Adventures in Accutane

Jezebel has a post up discussing the link between Accutane and suicide.  I link to the Jezebel post and not the new article because I find the comments interesting.

First, some background.  Accutane (generic name: Izotretinoin) is mostly an anti-acne medication, although it’s occasionally used for other skin disorders and cancers.  Depending on who you ask, it’s either a form of vitamin A or a close relative of vitamin A.  Vitamin A is fat soluble, which means if you take too much it will kill you (the livers of many arctic mammals are toxic for this reason).  One to two courses of Accutane (generally lasting 8-10 months) is usually enough to permanently cure severe acne.

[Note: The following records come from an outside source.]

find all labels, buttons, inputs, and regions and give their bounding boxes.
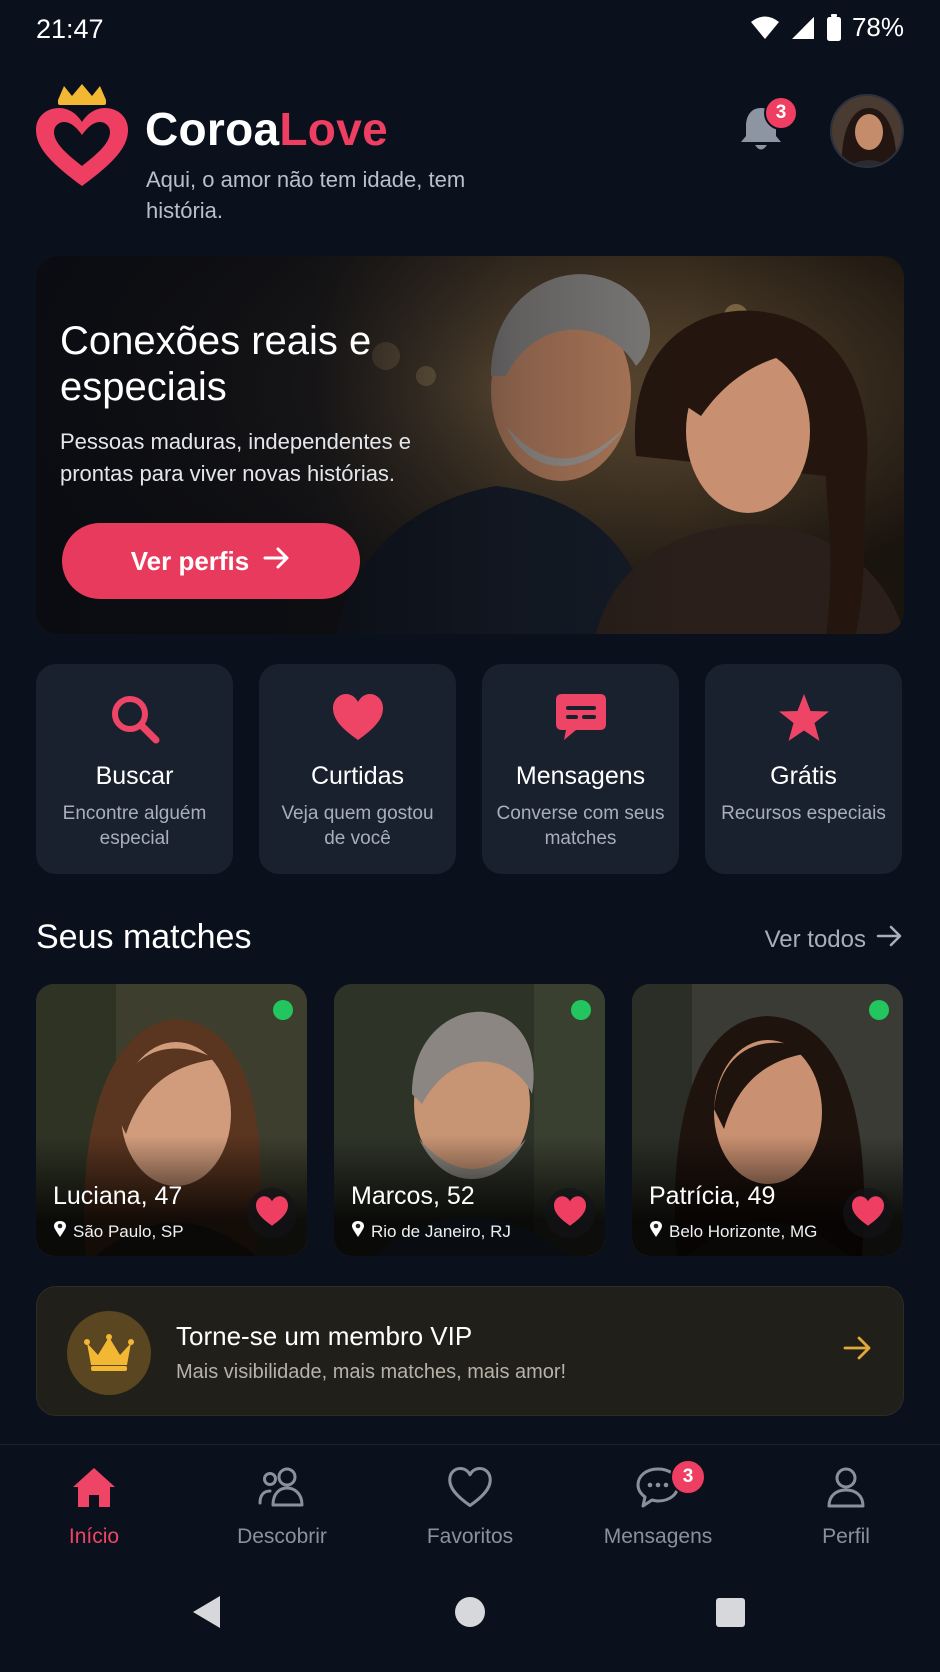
match-card[interactable]: Luciana, 47 São Paulo, SP	[36, 984, 307, 1256]
quick-action-title: Mensagens	[515, 762, 646, 790]
home-icon	[0, 1465, 188, 1513]
messages-badge: 3	[670, 1459, 706, 1495]
nav-label: Descobrir	[237, 1525, 327, 1548]
heart-icon	[850, 1195, 886, 1232]
heart-icon	[259, 692, 456, 746]
nav-label: Favoritos	[426, 1525, 514, 1548]
app-title: CoroaLove	[145, 102, 388, 156]
app-logo-icon	[32, 82, 132, 192]
quick-action-free[interactable]: Grátis Recursos especiais	[705, 664, 902, 874]
heart-icon	[552, 1195, 588, 1232]
heart-outline-icon	[376, 1465, 564, 1513]
app-header: CoroaLove Aqui, o amor não tem idade, te…	[0, 70, 940, 240]
nav-label: Mensagens	[603, 1525, 713, 1548]
app-title-part2: Love	[279, 103, 388, 155]
chat-icon	[482, 692, 679, 746]
match-location: Belo Horizonte, MG	[649, 1220, 817, 1243]
home-circle-icon[interactable]	[454, 1594, 486, 1635]
online-indicator	[273, 1000, 293, 1020]
see-all-matches-link[interactable]: Ver todos	[765, 924, 904, 955]
status-bar: 21:47 78%	[0, 0, 940, 60]
location-pin-icon	[53, 1220, 67, 1243]
matches-section-title: Seus matches	[36, 918, 252, 956]
online-indicator	[571, 1000, 591, 1020]
match-card[interactable]: Marcos, 52 Rio de Janeiro, RJ	[334, 984, 605, 1256]
app-tagline: Aqui, o amor não tem idade, tem história…	[146, 167, 466, 223]
match-location: Rio de Janeiro, RJ	[351, 1220, 511, 1243]
app-title-part1: Coroa	[145, 103, 280, 155]
nav-label: Perfil	[822, 1525, 870, 1548]
nav-item-home[interactable]: Início	[0, 1445, 188, 1565]
hero-subtitle: Pessoas maduras, independentes e prontas…	[60, 429, 412, 486]
back-triangle-icon[interactable]	[190, 1594, 222, 1635]
notification-badge: 3	[764, 96, 798, 130]
quick-action-likes[interactable]: Curtidas Veja quem gostou de você	[259, 664, 456, 874]
see-all-label: Ver todos	[764, 925, 866, 953]
match-location: São Paulo, SP	[53, 1220, 184, 1243]
arrow-right-icon	[843, 1335, 873, 1366]
nav-item-profile[interactable]: Perfil	[752, 1445, 940, 1565]
nav-item-favorites[interactable]: Favoritos	[376, 1445, 564, 1565]
quick-action-title: Grátis	[770, 762, 837, 790]
wifi-icon	[750, 15, 780, 41]
match-name: Marcos, 52	[351, 1182, 475, 1210]
search-icon	[36, 692, 233, 746]
quick-action-messages[interactable]: Mensagens Converse com seus matches	[482, 664, 679, 874]
recents-square-icon[interactable]	[714, 1594, 746, 1635]
chat-outline-icon	[564, 1465, 752, 1513]
nav-label: Início	[68, 1525, 120, 1548]
match-location-text: São Paulo, SP	[73, 1221, 184, 1241]
nav-item-messages[interactable]: Mensagens	[564, 1445, 752, 1565]
system-navigation-bar	[0, 1572, 940, 1672]
quick-action-title: Curtidas	[310, 762, 405, 790]
view-profiles-label: Ver perfis	[130, 545, 250, 576]
quick-action-search[interactable]: Buscar Encontre alguém especial	[36, 664, 233, 874]
like-button[interactable]	[247, 1188, 297, 1238]
online-indicator	[869, 1000, 889, 1020]
quick-action-desc: Converse com seus matches	[496, 803, 665, 849]
user-avatar[interactable]	[830, 94, 904, 168]
battery-icon	[826, 13, 842, 42]
crown-icon	[67, 1311, 151, 1395]
match-card[interactable]: Patrícia, 49 Belo Horizonte, MG	[632, 984, 903, 1256]
quick-action-desc: Encontre alguém especial	[62, 803, 207, 849]
match-name: Patrícia, 49	[649, 1182, 776, 1210]
arrow-right-icon	[876, 924, 904, 955]
star-icon	[705, 692, 902, 746]
quick-actions: Buscar Encontre alguém especial Curtidas…	[36, 664, 904, 874]
hero-banner: Conexões reais e especiais Pessoas madur…	[36, 256, 904, 634]
user-icon	[752, 1465, 940, 1513]
like-button[interactable]	[843, 1188, 893, 1238]
status-icons: 78%	[750, 12, 904, 43]
location-pin-icon	[351, 1220, 365, 1243]
nav-item-discover[interactable]: Descobrir	[188, 1445, 376, 1565]
location-pin-icon	[649, 1220, 663, 1243]
vip-banner[interactable]: Torne-se um membro VIP Mais visibilidade…	[36, 1286, 904, 1416]
quick-action-desc: Recursos especiais	[721, 803, 886, 824]
battery-percent: 78%	[851, 12, 904, 42]
vip-title: Torne-se um membro VIP	[176, 1321, 473, 1351]
status-time: 21:47	[36, 14, 104, 44]
vip-subtitle: Mais visibilidade, mais matches, mais am…	[176, 1361, 567, 1383]
people-icon	[188, 1465, 376, 1513]
matches-list: Luciana, 47 São Paulo, SP Marcos, 52 Rio…	[36, 984, 904, 1256]
match-location-text: Belo Horizonte, MG	[669, 1221, 818, 1241]
quick-action-desc: Veja quem gostou de você	[281, 803, 434, 849]
hero-title: Conexões reais e especiais	[60, 319, 372, 409]
arrow-right-icon	[263, 546, 291, 577]
match-location-text: Rio de Janeiro, RJ	[371, 1221, 511, 1241]
view-profiles-button[interactable]: Ver perfis	[62, 523, 360, 599]
match-name: Luciana, 47	[53, 1182, 183, 1210]
signal-icon	[790, 15, 816, 41]
quick-action-title: Buscar	[95, 762, 174, 790]
heart-icon	[254, 1195, 290, 1232]
like-button[interactable]	[545, 1188, 595, 1238]
bottom-navigation: Início Descobrir Favoritos Mensagens Per…	[0, 1444, 940, 1564]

Izotretinoin is a notorious teratogen, meaning it can cause serious birth defects if taken during pregnancy.  The cause appears to be that izotretinoin serves as a signalling molecule in a certain stage of pregnancy, but this is not definite.  In America, the relevant legal authority has responded with the iPLEDGE system.  Only prescribers registered with iPLEDGE can prescribe accutane. They must register recipients (with a detailed sexual and menstrual history) in the system and certify that they’ve been  warned about the risk of birth defects, and promised to take two forms of birth control.  Prescriptions must be picked up in a seven day window, lost prescriptions cannot be replaced, a prescription must be for exactly 30 days.  Recipients must take a blood (not urine) test for pregnancy every month before getting their prescription.  They recently relaxed the latter requirement for men and women of non-child-bearing age to pledge to take birth control, but still require a blood test.

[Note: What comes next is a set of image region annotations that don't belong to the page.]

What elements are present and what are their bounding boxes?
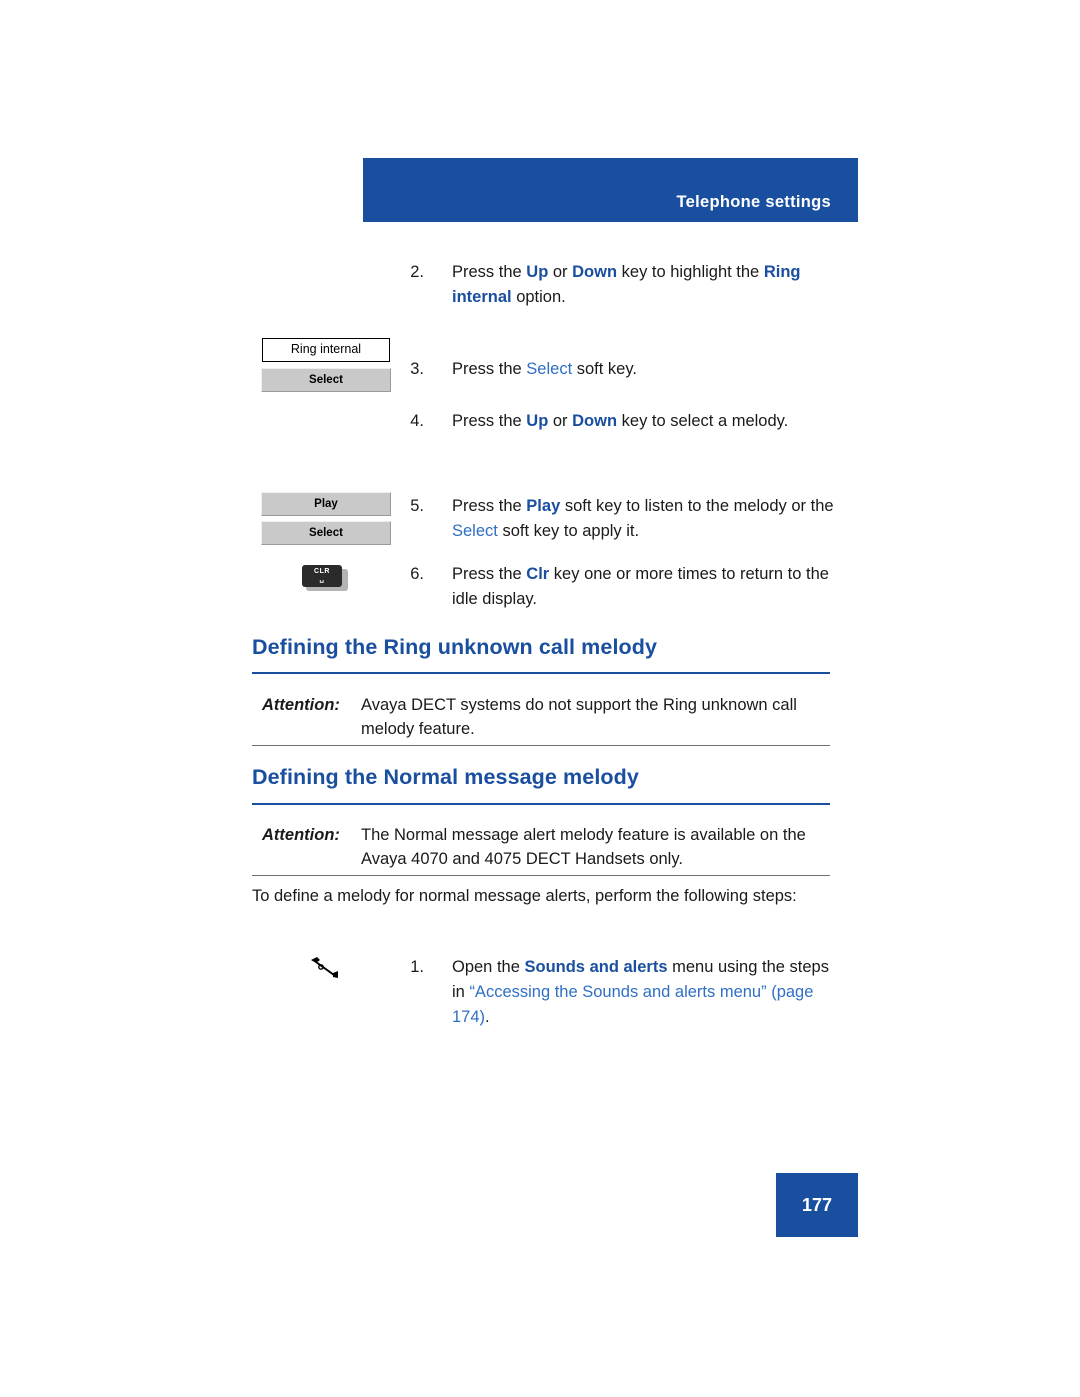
step-2-frag-2: or (548, 263, 573, 281)
step-2-frag-3: key to highlight the (617, 263, 764, 281)
step-5-frag-1: Press the (452, 497, 527, 515)
page-number-box: 177 (776, 1173, 858, 1237)
softkey-play: Play (261, 492, 391, 516)
clr-key-graphic: CLR ␣ (302, 565, 348, 591)
intro-paragraph: To define a melody for normal message al… (252, 887, 797, 905)
step-5-frag-3: soft key to apply it. (497, 522, 640, 540)
step-5: 5. Press the Play soft key to listen to … (396, 494, 836, 544)
step-5-text: Press the Play soft key to listen to the… (452, 494, 836, 544)
attention-rule-2 (252, 875, 830, 876)
step-2-key-down: Down (572, 263, 618, 281)
step-3-frag-1: Press the (452, 360, 527, 378)
heading-rule-1 (252, 672, 830, 674)
step-3: 3. Press the Select soft key. (396, 357, 826, 382)
step-2-frag-4: option. (511, 288, 566, 306)
step-2-number: 2. (410, 263, 424, 281)
heading-rule-2 (252, 803, 830, 805)
step-1-sounds-alerts: 1. Open the Sounds and alerts menu using… (396, 955, 846, 1030)
step-2: 2. Press the Up or Down key to highlight… (396, 260, 826, 310)
step-4-frag-2: or (548, 412, 573, 430)
attention-text-1: Avaya DECT systems do not support the Ri… (361, 696, 797, 738)
attention-label-2: Attention: (262, 826, 340, 844)
step-1-menu-sounds-and-alerts: Sounds and alerts (524, 958, 668, 976)
step-5-number: 5. (410, 497, 424, 515)
step-2-frag-1: Press the (452, 263, 527, 281)
step-2-key-up: Up (526, 263, 549, 281)
attention-text-2: The Normal message alert melody feature … (361, 826, 806, 868)
attention-ring-unknown: Attention: Avaya DECT systems do not sup… (262, 693, 832, 741)
page-header-band: Telephone settings (363, 158, 858, 222)
attention-label-1: Attention: (262, 696, 340, 714)
step-1-frag-1: Open the (452, 958, 525, 976)
heading-normal-message-melody: Defining the Normal message melody (252, 765, 639, 789)
attention-normal-message: Attention: The Normal message alert melo… (262, 823, 832, 871)
step-4: 4. Press the Up or Down key to select a … (396, 409, 836, 434)
clr-key-label-bottom: ␣ (319, 576, 325, 583)
step-6-frag-1: Press the (452, 565, 527, 583)
softkey-select-1: Select (261, 368, 391, 392)
softkey-select-2: Select (261, 521, 391, 545)
step-3-key-select: Select (526, 360, 573, 378)
step-6-text: Press the Clr key one or more times to r… (452, 562, 846, 612)
step-6-key-clr: Clr (526, 565, 550, 583)
step-1-frag-4: . (485, 1008, 490, 1026)
step-3-frag-2: soft key. (572, 360, 637, 378)
step-1-text: Open the Sounds and alerts menu using th… (452, 955, 846, 1030)
step-6: 6. Press the Clr key one or more times t… (396, 562, 846, 612)
step-5-frag-2: soft key to listen to the melody or the (560, 497, 834, 515)
clr-key-cap: CLR ␣ (302, 565, 342, 587)
wrench-icon (307, 955, 341, 981)
page-header-title: Telephone settings (676, 193, 831, 211)
step-4-text: Press the Up or Down key to select a mel… (452, 409, 836, 434)
step-3-text: Press the Select soft key. (452, 357, 826, 382)
step-6-number: 6. (410, 565, 424, 583)
clr-key-label-top: CLR (314, 568, 330, 575)
heading-ring-unknown-call-melody: Defining the Ring unknown call melody (252, 635, 658, 659)
attention-rule-1 (252, 745, 830, 746)
step-4-number: 4. (410, 412, 424, 430)
step-1-number: 1. (410, 958, 424, 976)
step-4-key-down: Down (572, 412, 618, 430)
step-3-number: 3. (410, 360, 424, 378)
cross-reference-link[interactable]: “Accessing the Sounds and alerts menu” (469, 983, 766, 1001)
step-4-frag-1: Press the (452, 412, 527, 430)
step-4-frag-3: key to select a melody. (617, 412, 789, 430)
step-5-key-play: Play (526, 497, 561, 515)
step-2-text: Press the Up or Down key to highlight th… (452, 260, 826, 310)
step-5-key-select: Select (452, 522, 498, 540)
lcd-ring-internal: Ring internal (262, 338, 390, 362)
step-4-key-up: Up (526, 412, 549, 430)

This program represents some of the worst government interventions in health to me.  It imposes huge burdens of time, money, and privacy.  It infantilizes women by requiring a pregnancy test even if they report no sexual activity, yet takes their word on the whole birth control thing.  It very nearly requires hormonal birth control, and while I recognize hormonal birth control as a life changing intervention for many people, I think the dangers are understudied and under reported and dislike anything that dismisses its costs.  The timing restrictions seem to be designed to force users to adhere to pregnancy tests, which are predicated on the idea that you can’t trust women to notice they’re pregnant.  And of course, you have to do all this for people without working uteruses.  It’s also considerably more work than you need to do to take thalidomide, an even more notorious teratogen, which means the decision to impose iPLEDGE is being made based on something other than strict rational consideration of costs and benefits.

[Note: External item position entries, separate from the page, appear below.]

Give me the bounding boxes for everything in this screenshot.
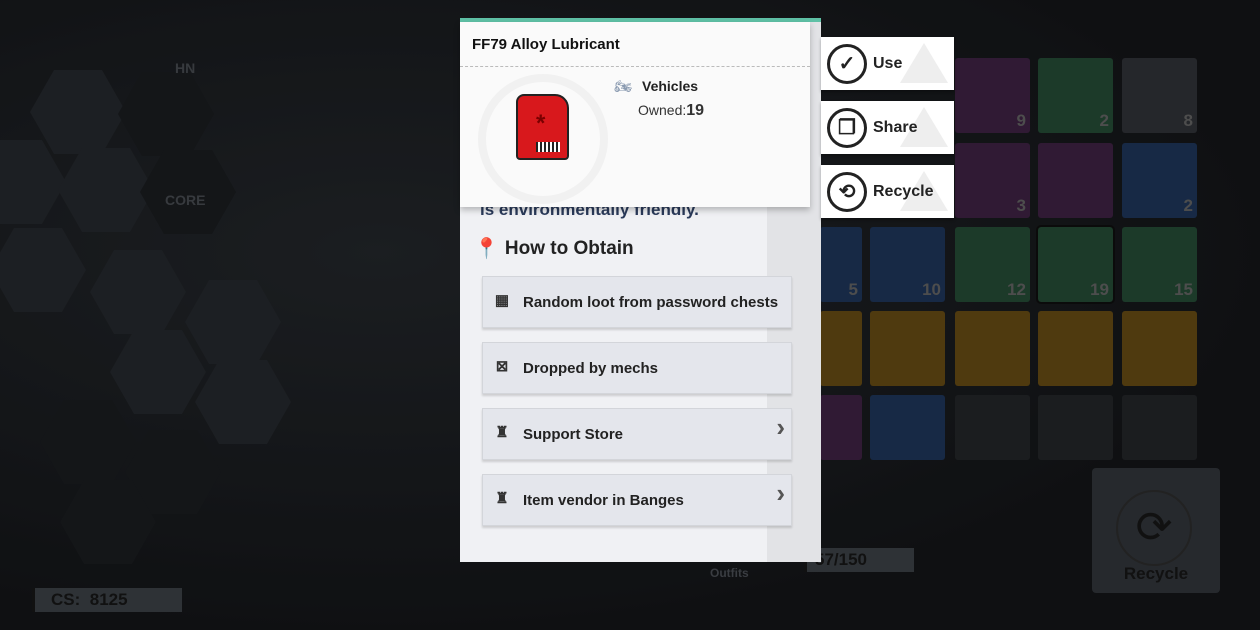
copy-icon: ❐ (827, 107, 867, 148)
tower-icon: ♜ (495, 490, 509, 507)
recycle-button[interactable]: ⟲ Recycle (821, 165, 954, 218)
vehicle-icon: 🏍 (614, 78, 632, 94)
chevron-right-icon: › (776, 412, 785, 442)
divider (460, 66, 810, 67)
owned-count: Owned:19 (638, 102, 705, 119)
chevron-right-icon: › (776, 478, 785, 508)
check-icon: ✓ (827, 43, 867, 84)
cs-bar: CS: 8125 (32, 588, 182, 612)
fuel-canister-icon: * (516, 94, 569, 160)
location-pin-icon: 📍 (474, 238, 499, 260)
share-button[interactable]: ❐ Share (821, 101, 954, 154)
item-detail-panel: FF79 Alloy Lubricant * 🏍 Vehicles Owned:… (460, 18, 821, 562)
recycle-icon: ⟲ (827, 171, 867, 212)
outfits-label: Outfits (710, 566, 749, 580)
chest-icon: ▦ (494, 292, 510, 309)
source-password-chests[interactable]: ▦ Random loot from password chests (482, 276, 792, 328)
item-header: FF79 Alloy Lubricant * 🏍 Vehicles Owned:… (460, 22, 810, 207)
recycle-bg-label: Recycle (1123, 564, 1189, 583)
use-button[interactable]: ✓ Use (821, 37, 954, 90)
source-support-store[interactable]: ♜ Support Store › (482, 408, 792, 460)
source-item-vendor[interactable]: ♜ Item vendor in Banges › (482, 474, 792, 526)
source-mechs[interactable]: ⊠ Dropped by mechs (482, 342, 792, 394)
item-category: Vehicles (642, 78, 699, 94)
mech-icon: ⊠ (495, 358, 509, 375)
how-to-obtain-heading: 📍 How to Obtain (474, 237, 634, 261)
tower-icon: ♜ (495, 424, 509, 441)
recycle-icon: ⟳ (1116, 490, 1192, 566)
recycle-bg-button[interactable]: ⟳ Recycle (1092, 468, 1220, 593)
item-title: FF79 Alloy Lubricant (472, 36, 620, 53)
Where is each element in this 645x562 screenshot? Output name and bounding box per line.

No one is quite sure how izotretinoin works.  It may induce cell death in the sebaceous glands.  It may act as an anti-microbial.  It may affect the expression of hundreds of genes.  It has shown promise as a cancer treatment, which means it probably inhibits cell growth.

Some people report that Accutane has psychological side effects, including suicide.  This is really tricky.

A lot of Accutane users are teenagers, who are already an emotionally chaotic group.  You can compensate for differing risk with a control group, but a higher variance is still more likely to lead to a false report of differing means.

Second, suicidality and depression are not as linked as you would think.  People at the absolute pit of depression are often too overwhelmed and apathetic to kill themselves. Suicide risk actually increases when treatment starts working (which may be why anti-depressants are linked to suicide in teenagers, and is definitely why mixed states are so dangerous).  Severe acne is socially isolating, which can lead to depression.  It’s entirely possible that getting better frees up enough emotional energy to feel bad, or that the first set back after an improvement feels unmanageable, and so while the drug has no direct psychoactive effects, it looks like it does through its effects on the skin.

On the other hand, it’s a known biohazard with no accepted explanation for why it works, and almost any disruption in physical systems can manifest as depression and anxiety.  The weird thing would be if it didn’t.  The Jezebel comment thread is full of people saying it induced terrifying psychosis in them.  It’s also full of people saying it saved their lives by clearing up their acne.  A 24 mouse study showed some increase in depression-like behavior in mice following injection.   An even smaller study showed that Accutane reduced cell growth in certain regions of the brain, which is terrifying for a drug we give to teenagers but hard to draw concrete conclusions from.

So what do you do, as a potential patient or parent of same, in the absence of good evidence?  Clearly you need to watch new patients closely for behavioral changes and discontinue if they occur, but what about the risk of subtle long term damage?    I don’t know how to weigh that.